Cluster check package
This package holds the cluster-agent logic to detect and dispatch cluster checks
on node-agents that report to it. The actual scheduling as delegated to the
node-agents' collector, the cluster-agent is only responsible for spreading
the load across available nodes.
Architecture
+-------------+
| node agents |
+-+-----------+
|
| queries (/v1/api/clusterchecks/)
|
+---------v----------+
+----------+ setups | Handler | watches +----------------+
| AutoConf <-----------+ Public API +-------------> leaderelection |
+-----+----+ | init logic, glue | +----------------+
| +---------+----------+
| |
| sends | inits
| configs | passes queries
| |
| +-------------v-----------+
| | dispatcher |
+------------> Runs the dispatching |
| logic in a goroutine |
| |
| +-----------------+ |
| | clusterStore | |
| | holds the state | |
+---+-----------------+---+
Handler
The Handler
class holds the init logic and the glue between components.

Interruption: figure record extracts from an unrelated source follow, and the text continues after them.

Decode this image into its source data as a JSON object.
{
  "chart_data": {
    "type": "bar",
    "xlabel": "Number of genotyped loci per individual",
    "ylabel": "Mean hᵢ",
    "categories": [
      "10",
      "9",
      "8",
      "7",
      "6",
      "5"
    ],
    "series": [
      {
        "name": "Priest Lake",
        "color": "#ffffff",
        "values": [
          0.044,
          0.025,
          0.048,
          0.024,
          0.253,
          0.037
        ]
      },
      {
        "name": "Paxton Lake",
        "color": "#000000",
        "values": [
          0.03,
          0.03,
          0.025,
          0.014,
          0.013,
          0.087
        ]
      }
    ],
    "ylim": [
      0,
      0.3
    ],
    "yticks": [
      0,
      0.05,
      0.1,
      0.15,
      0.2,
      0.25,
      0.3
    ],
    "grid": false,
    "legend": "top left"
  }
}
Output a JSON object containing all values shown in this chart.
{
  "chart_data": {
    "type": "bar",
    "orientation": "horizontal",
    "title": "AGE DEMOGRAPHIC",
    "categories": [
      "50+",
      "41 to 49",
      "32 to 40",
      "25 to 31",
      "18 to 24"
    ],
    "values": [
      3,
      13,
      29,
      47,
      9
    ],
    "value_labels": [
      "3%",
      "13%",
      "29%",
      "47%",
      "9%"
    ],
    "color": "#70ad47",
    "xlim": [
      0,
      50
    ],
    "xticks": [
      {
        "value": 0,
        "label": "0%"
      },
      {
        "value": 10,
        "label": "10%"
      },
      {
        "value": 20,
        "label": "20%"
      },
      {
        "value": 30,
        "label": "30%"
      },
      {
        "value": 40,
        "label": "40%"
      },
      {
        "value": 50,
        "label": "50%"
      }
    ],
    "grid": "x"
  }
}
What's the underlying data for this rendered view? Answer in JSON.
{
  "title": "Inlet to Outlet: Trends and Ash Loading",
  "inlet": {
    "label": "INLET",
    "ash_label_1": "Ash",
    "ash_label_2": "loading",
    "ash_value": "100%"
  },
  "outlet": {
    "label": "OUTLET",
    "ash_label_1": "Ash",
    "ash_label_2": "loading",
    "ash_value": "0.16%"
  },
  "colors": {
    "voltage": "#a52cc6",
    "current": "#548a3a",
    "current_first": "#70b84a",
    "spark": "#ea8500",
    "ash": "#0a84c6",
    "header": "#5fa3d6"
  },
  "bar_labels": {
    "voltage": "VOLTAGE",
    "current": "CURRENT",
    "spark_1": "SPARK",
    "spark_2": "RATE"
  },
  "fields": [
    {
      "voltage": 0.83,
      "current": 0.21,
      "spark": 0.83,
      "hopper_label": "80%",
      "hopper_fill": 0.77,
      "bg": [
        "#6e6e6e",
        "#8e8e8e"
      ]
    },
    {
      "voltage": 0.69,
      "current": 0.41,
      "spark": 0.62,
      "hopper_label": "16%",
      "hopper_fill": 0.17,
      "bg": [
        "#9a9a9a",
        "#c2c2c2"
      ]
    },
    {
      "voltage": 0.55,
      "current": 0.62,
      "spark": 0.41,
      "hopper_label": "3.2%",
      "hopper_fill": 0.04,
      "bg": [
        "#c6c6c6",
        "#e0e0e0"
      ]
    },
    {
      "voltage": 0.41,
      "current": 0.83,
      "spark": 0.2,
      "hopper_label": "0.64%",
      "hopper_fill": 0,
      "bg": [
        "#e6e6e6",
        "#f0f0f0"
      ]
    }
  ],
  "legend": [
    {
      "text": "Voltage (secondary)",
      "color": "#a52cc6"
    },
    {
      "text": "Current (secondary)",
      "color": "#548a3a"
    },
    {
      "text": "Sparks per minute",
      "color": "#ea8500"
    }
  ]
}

It has the following
scope:
- initialise the other classes and register them
- handle the api calls from the node-agents, through the dispatcher
- watch the leader-election status when configured, and handle the dispatcher's lifecycle accordingly
dispatcher
The dispatcher
has the following scope:
- handle incoming messages (new / removed configs) from the AutoConf system, and
update the store accordingly
- watch node statuses and de-register stale nodes
- re-dispatch orphaned configs
- expose its state to the Handler
clusterStore and nodeStore
These classes hold the dispatching state and provide convenience methods to make sure the
state stays consistent.
To ensure dispatcher
operations (that require several reads / writes to the store) are
atomic, the stores are designed with an external locking, held by the dispatcher
on access.
Node-agent communication
The node-agent queries the cluster-agent through the autodiscovery ClusterChecksConfigProvider
.
As nodes can be removed without notice, the cluster-agent has to detect when a node is not
connected anymore and re-dispatch the configurations to other, active, nodes.
This is handled by the node_expiration_timeout
option (30 seconds by default) and the
dispatcher.expireNodes
method. The node-agents heartbeat is updated when they POST on the
status
url (10 seconds in the default configuration). When that heartbeat timestamp is too
old, the node is deleted and its configurations put back in the dangling map.